We start off the novel with Madeleine, Erik's mother.
Every time I read the original novel, I always had to suspend reality a bit when Erik spoke of a mother that never kissed him. For some reason, this was always hard for me. I couldn't think how to imagine the person that Erik described, that could think that way about her own child... all because he was ugly. Kay finds a way to do it and make it completely believable.
The first section of the story is told from Madeleine's point of view. We find out very quickly that she was a spoiled child, the daughter of a wealthy gentleman that didn't let his daughter feel any sort of worldly hardships. She marries Charles at a young age, gets pregnant, they buy a house in the country and start there life together. All seems well in this woman's life... until she's 7 months pregnant and her husband dies in some work related accident and her perfect little life begins to crack and crumble.
It isn't until Erik is born that her life shatters. I feel that her madness begins here, when the midwife and her maid run from the house to fetch the priest and never return after seeing this infants face.
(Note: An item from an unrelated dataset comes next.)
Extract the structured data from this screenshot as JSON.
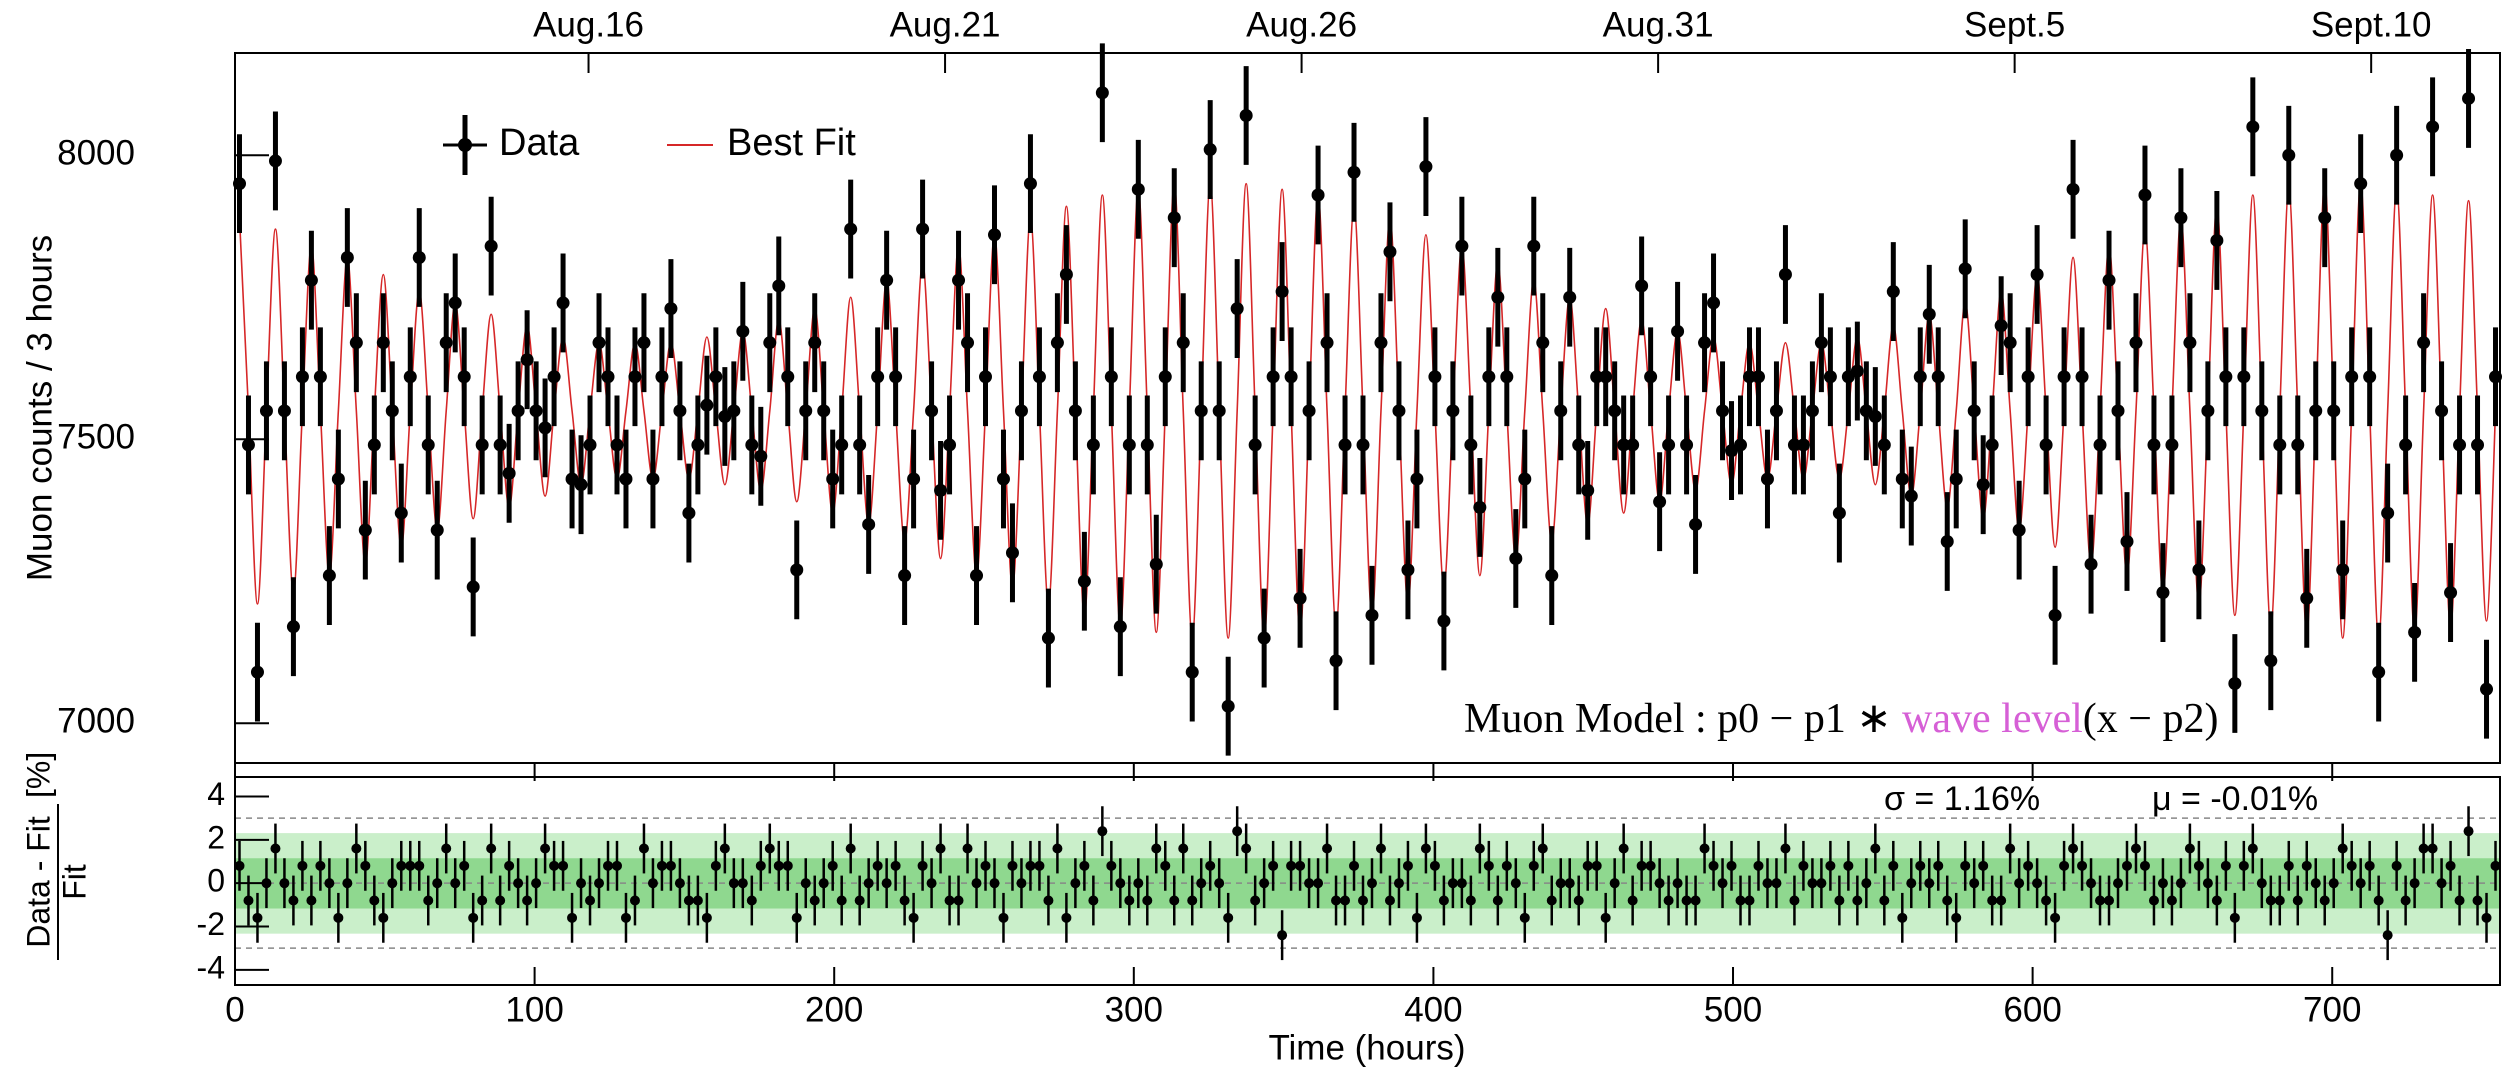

She couldn't give the child her husbands name, like she'd planned, so instead tells the priest to christen him after himself. She asks the priest if she refused to feed him, if she ignored him and let God take him, if she would be sent to hell.... but being a "devout catholic" she recognizes this as murder and tries to bring herself to find a way to care for this devil's child.
So... she covers his face with a mask.
Madeleine's section of the book rushes through a lot of little stories. It covers 11 years in only 75 pages, but serves as an effective way to paint the picture of the child genius. At only a few months old, he plays a tune with a string of bells that Madeleine's friend strings above his crib like a mobile. He develops a love of architecture and scribbles and draws plans for beautiful buildings to perfect scale. He composes music, and frequently takes singing lessons from the priest who gave him his name.
One part of this that I found odd, and perhaps I didn't quite understand, but Madeleine can not be in the room when Erik takes his singing lessons from the priest... because she find his voice so beautiful that it is almost incestuously sensual. Not that she is suddenly attracted to her son, but that his voice fills her with emotions that manifest a physical reaction as well that she can't seem to control. On one hand I like the idea that not even Erik's own mother can ignore the beauty in his voice... but on another hand I wish she could ignore it just as piously as the priest seemed to...
When Erik is old enough to begin to doubt his mother's words and push the boundaries of discipline, as all children do, Madeleine's punishments are clearly just as insane as she is. When she's not beating him to bruises and broken skin, she always seems to do something to him that she admits will never leave him as long as he lives. On his fifth birthday, for example, she rips off his mask and takes him to the only mirror in the house and shows him his face. Erik doesn't understand and thinks it's a monster in a window... and not a reflection of himself... The realization of this fact seems to take Erik much longer to realise (I felt like it was months before he truly understood, which is an eternity for this very smart child) and he tried first to rationalize the monster by saying that the mask was magic and would keep the monsters away.
Scenes like this happen every year or so for Madeleine, and as she reflects on them she always seems to admit that she has scared him for life and she truly feels guilt... but this doesn't stop her from doing something else just as stupid and immature when she's angry again, or even try to fix it by being nice to Erik for a few days afterwards. No, she just sort of shrugs, says she made a mistake (to herself, never would she actually admit the mistake to Erik) and goes on about life as normal.
The end of this section was a bit slow to me. Madeleine found herself a love interest that tried to convince her to put Erik in an asylum so that they can be together. Erik's dog and only friend passes away, and after he's told that dog's do not have souls and wont go to heaven he renounces any faith in God and runs away. Madeleine doesn't go after him, and we presume that she goes on and starts life over again with her new man and forgets the last 11 years with this child.
While I found this section of the book dragging a bit at times, I feel that it helped me understand a lot of the developmental aspects of his childhood that shaped him to have the attitude towards himself that manifested in his later life. He was ugly, because the only person that should have loved him thought he was ugly. He was a monster because she thought he was a monster. It really makes me want to know what would have happened, how he would have developed, if he'd had a normal and supportive family.
Madeleine's section helped to form Erik's views of himself and of God, while the next section, told by Erik's point of view, will help us understand how he developed his view of the human race.